Oberlin Athletics Celebrates Black History Month


Courtesy of V Dagnino

A packed crowd in Philips holds up their hands in support of women’s basketball during a free throw.

The Oberlin College Athletics department hosted a variety of events in coordination with the Student-Athlete Advisory Committee and Black Student-Athlete Group this week to celebrate the diversity and experience of Black student-athletes. This has included social media campaigns, such as interviewing Black student-athlete alumni on what Black History Month means to them, and featuring current Black student-athletes on the Oberlin College Athletics Instagram page. 

This past Tuesday, the groups organized a pledge drive to raise funds for the Black Women in Sport Foundation during the North Coast Athletic Conference Women’s Basketball Tournament Quarterfinals game against Kenyon College. BWSF is a nonprofit organization that works to increase the involvement of Black women and girls in athletics, coaching, and sports administration. They do this through the development and management of grassroots-level outreach sports programs.

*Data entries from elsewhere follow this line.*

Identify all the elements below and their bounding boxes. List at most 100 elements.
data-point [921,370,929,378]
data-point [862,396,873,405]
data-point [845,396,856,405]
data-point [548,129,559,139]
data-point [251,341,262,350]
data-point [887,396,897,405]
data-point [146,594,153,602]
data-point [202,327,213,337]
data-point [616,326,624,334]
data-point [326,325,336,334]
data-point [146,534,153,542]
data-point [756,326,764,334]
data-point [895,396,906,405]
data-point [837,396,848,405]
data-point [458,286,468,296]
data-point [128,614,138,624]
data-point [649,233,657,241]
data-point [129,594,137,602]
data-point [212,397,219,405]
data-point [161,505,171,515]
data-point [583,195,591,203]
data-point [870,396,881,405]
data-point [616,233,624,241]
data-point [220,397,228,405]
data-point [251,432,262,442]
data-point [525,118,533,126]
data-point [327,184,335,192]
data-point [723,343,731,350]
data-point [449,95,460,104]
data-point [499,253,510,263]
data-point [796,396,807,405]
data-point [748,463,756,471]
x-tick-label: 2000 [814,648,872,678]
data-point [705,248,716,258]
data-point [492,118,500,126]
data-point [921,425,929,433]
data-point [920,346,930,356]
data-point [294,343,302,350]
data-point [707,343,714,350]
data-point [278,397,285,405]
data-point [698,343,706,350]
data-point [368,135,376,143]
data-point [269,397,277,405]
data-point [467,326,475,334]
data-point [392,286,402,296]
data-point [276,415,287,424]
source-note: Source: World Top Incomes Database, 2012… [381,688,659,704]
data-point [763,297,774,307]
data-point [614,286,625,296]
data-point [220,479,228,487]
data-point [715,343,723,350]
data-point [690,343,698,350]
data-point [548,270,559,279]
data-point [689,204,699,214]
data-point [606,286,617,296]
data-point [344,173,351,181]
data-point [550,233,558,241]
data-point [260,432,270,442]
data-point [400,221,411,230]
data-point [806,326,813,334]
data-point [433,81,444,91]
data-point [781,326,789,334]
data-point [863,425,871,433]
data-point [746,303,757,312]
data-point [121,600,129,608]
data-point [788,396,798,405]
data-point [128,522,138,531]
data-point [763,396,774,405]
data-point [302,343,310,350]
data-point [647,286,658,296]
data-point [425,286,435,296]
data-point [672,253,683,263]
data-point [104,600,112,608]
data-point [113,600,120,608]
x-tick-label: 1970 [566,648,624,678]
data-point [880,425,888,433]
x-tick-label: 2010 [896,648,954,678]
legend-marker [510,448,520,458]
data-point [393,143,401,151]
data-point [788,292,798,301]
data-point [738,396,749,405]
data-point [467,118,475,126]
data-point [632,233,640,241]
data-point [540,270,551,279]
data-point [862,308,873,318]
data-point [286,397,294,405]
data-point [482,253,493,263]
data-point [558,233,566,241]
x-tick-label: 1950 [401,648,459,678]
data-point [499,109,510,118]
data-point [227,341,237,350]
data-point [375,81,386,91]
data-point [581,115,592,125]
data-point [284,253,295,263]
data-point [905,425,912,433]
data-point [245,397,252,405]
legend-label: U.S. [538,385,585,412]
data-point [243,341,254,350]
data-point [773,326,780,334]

Before the tournament, the Athletics Department read a diversity, equality, and inclusion statement written by SAAC members. Second-year volleyball player and SAAC Secretary Taylor Gwynne outlined the process of writing the statement and emphasized the importance of recognizing athletics events as safe spaces.

“[Third-year volleyball player] Zoe Kuzbari wrote the DEI Statement for the conference and got feedback from the other Oberlin SAAC officers, reps, and the other North Coast Athletic Conference SAAC reps,” Gwynne wrote in an email to the Review. “Each school was given the freedom to use the statement as they see fit. At Oberlin, the SAAC reps for each team voted for the statement to be read before every game. We hope the inclusion of this statement before competition will help foster a more inclusive and respectful environment for all the players, coaches, students, and spectators that are attending the games.”

Assistant Director of Athletics Communications Amanda Phillips added that she and Senior Associate Director of Athletics Creg Jantz wanted to make this Black History Month action oriented, celebrating the accomplishments of Black student-athletes while also raising money for organizations supporting Black communities.

“We were thinking of different ways that we could celebrate Black History Month in the athletics [department] and ways that we could celebrate while also taking action,” Phillips said. “We didn’t want to focus on just posting on social media or just sharing history. These things are also very important but we wanted to have some action behind our words. So we decided to have events where we could actually raise some money that could go to supporting communities.” 

The Athletics Communications department coordinated with BSAG to choose organizations to donate to, selecting groups that focused on community-level work such as BWSF. 

“Being able to support a local organization is very exciting,” said Phillips. “We involved SAAC in the organizing process and we planned the event on BSAG’s behalf — they knew everything that was happening and helped make suggestions and recommendations, but did not have to worry about setup. It’s always great to be able to work with student groups, and it’s what makes Oberlin so special. Oberlin involves the students almost as much as they involve anybody in administration. While this event was an idea that came from the Communications department, it was flourished and nurtured by the student-athletes.”

In addition to the pledge drive, SAAC and BSAG are planning another Black History Month event.

“The Black History Month Basketball Tournament run by SAAC and BSAG is coming up soon as well,” Gwynne wrote. “The tournament will take place on Sunday, March 6th starting at 11 a.m.. Teams are encouraged to sign up at the link in SAAC’s instagram bio.”

Proceeds from this event will be donated to Black Girls Smile, a nonprofit organization that aims to empower the mental well-being of young Black women by providing them with education, resources, and support to lead  healthy lives.